Lord Henley calls for evidence on eggs

Parliamentary under-secretary at DEFRA, Lord Henley, has called on the British egg industry to provide the government with evidence on how other countries are performing in relation to the conventional cage ban.

Addressing a British Egg Industry Council reception at the House of Lords on Monday (4 July) Lord Henley said it was essential that UK producers were able to operate on a level playing field when the new welfare legislation takes effect.

“I can assure you we will keep up the pressure on the European Commission to find a universal solution (to the threat of imports of illegal eggs),” he said.

But the government needed help from the industry as part of the “evidential effort” on how producers in other countries were performing.

Lord Henley acknowledged that the egg sector was under huge financial pressure as a result of falling egg prices and rising feed costs. These magnified the challenges posed by the change in welfare legislation “in spades”.

But he added that egg producers needed to be patient as government worked to find a solution. “You get the chicken by hatching the egg, not by smashing it,” he said.

BEIC chief executive Mark Williams told the meeting that latest estimates suggested that 23% of EU laying hens would still be in conventional cages after 1 January 2012, producing 70 million eggs a day. “That is more than double the total UK production.

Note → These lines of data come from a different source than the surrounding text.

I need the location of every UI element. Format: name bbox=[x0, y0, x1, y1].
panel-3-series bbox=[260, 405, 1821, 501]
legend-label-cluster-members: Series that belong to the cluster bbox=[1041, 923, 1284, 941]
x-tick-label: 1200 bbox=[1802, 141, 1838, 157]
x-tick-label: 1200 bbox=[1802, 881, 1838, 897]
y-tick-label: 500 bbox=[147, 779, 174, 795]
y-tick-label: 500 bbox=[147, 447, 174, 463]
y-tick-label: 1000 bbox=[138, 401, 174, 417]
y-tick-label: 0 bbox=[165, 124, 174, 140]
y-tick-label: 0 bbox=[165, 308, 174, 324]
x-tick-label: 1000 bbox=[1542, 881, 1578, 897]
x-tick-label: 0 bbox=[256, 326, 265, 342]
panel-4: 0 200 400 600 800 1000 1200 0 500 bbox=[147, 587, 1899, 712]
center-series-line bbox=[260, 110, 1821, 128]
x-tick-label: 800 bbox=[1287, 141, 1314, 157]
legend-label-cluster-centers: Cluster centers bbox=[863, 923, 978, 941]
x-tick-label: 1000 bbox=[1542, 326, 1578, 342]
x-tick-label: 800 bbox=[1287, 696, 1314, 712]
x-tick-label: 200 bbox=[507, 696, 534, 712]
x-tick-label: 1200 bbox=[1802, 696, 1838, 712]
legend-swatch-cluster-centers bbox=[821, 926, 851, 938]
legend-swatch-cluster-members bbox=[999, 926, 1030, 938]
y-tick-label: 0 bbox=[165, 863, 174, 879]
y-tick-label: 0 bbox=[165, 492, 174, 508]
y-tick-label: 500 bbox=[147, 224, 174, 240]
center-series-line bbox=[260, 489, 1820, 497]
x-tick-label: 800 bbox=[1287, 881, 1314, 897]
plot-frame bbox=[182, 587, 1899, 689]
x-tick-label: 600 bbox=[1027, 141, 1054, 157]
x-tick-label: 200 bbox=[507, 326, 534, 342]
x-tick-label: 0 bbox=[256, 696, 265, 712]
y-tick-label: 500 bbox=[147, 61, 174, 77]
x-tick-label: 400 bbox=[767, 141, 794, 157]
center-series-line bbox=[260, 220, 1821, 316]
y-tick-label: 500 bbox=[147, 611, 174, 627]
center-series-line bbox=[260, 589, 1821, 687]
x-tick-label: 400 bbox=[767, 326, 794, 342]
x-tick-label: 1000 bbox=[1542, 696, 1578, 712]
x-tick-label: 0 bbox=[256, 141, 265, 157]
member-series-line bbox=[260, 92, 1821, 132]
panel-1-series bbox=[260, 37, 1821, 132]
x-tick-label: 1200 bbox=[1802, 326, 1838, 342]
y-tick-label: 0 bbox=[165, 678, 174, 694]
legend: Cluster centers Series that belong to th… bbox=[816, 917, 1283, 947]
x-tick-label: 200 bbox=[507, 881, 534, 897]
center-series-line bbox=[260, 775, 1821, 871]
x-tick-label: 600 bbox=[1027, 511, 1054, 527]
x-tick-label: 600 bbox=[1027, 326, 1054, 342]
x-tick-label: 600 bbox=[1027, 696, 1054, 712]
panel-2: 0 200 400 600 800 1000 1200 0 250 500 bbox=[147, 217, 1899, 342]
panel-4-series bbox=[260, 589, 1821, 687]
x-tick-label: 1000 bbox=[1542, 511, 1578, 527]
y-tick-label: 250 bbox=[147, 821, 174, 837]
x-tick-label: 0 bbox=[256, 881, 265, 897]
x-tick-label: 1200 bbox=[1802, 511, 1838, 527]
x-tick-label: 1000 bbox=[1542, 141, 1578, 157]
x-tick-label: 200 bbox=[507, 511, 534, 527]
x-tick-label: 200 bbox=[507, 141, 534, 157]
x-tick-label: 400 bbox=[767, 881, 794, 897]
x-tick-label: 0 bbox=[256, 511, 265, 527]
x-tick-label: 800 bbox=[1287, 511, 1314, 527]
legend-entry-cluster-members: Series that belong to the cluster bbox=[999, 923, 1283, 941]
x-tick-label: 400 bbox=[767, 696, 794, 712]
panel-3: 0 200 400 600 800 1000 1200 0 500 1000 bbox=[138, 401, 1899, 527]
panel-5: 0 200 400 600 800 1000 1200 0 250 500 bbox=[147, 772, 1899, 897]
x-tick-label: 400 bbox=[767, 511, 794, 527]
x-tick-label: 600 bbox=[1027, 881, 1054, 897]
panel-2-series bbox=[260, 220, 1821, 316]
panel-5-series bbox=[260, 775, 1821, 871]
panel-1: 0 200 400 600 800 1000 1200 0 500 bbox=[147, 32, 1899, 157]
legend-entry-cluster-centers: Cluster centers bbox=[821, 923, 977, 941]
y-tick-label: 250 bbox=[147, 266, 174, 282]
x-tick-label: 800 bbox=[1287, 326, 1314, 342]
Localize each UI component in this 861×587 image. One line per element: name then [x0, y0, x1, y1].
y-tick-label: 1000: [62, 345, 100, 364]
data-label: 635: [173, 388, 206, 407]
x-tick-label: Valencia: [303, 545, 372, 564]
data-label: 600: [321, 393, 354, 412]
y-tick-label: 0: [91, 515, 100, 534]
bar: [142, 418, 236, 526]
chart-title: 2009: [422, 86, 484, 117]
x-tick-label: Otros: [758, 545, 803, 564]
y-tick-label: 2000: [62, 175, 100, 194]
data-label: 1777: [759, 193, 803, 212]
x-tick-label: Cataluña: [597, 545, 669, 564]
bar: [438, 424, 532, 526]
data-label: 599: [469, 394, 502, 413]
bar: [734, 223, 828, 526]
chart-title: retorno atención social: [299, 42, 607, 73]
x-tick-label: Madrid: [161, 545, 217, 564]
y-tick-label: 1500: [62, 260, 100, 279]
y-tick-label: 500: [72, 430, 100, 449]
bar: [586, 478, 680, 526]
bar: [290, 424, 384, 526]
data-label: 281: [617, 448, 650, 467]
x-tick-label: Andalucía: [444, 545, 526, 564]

It is a huge amount of illegality.”

But the EU commission was still being “ostrich like”, and was insisting that it was up to member states to enforce the conventional cage ban. This lax attitude meant the UK was extremely vulnerable to illegal egg imports, especially given that it was only 80% self-sufficient.

British egg producers did not fear fair competition, Mr Williams said, but illegal eggs would have an 8% cost advantage and that was not fair.

The EU commission was not expected to come forward with any proposals on how to stop the trade in illegal eggs until next spring at the earliest, he added. In the absence of any EU action, the UK government need to put in place measures “to stop our industry from being undermined”.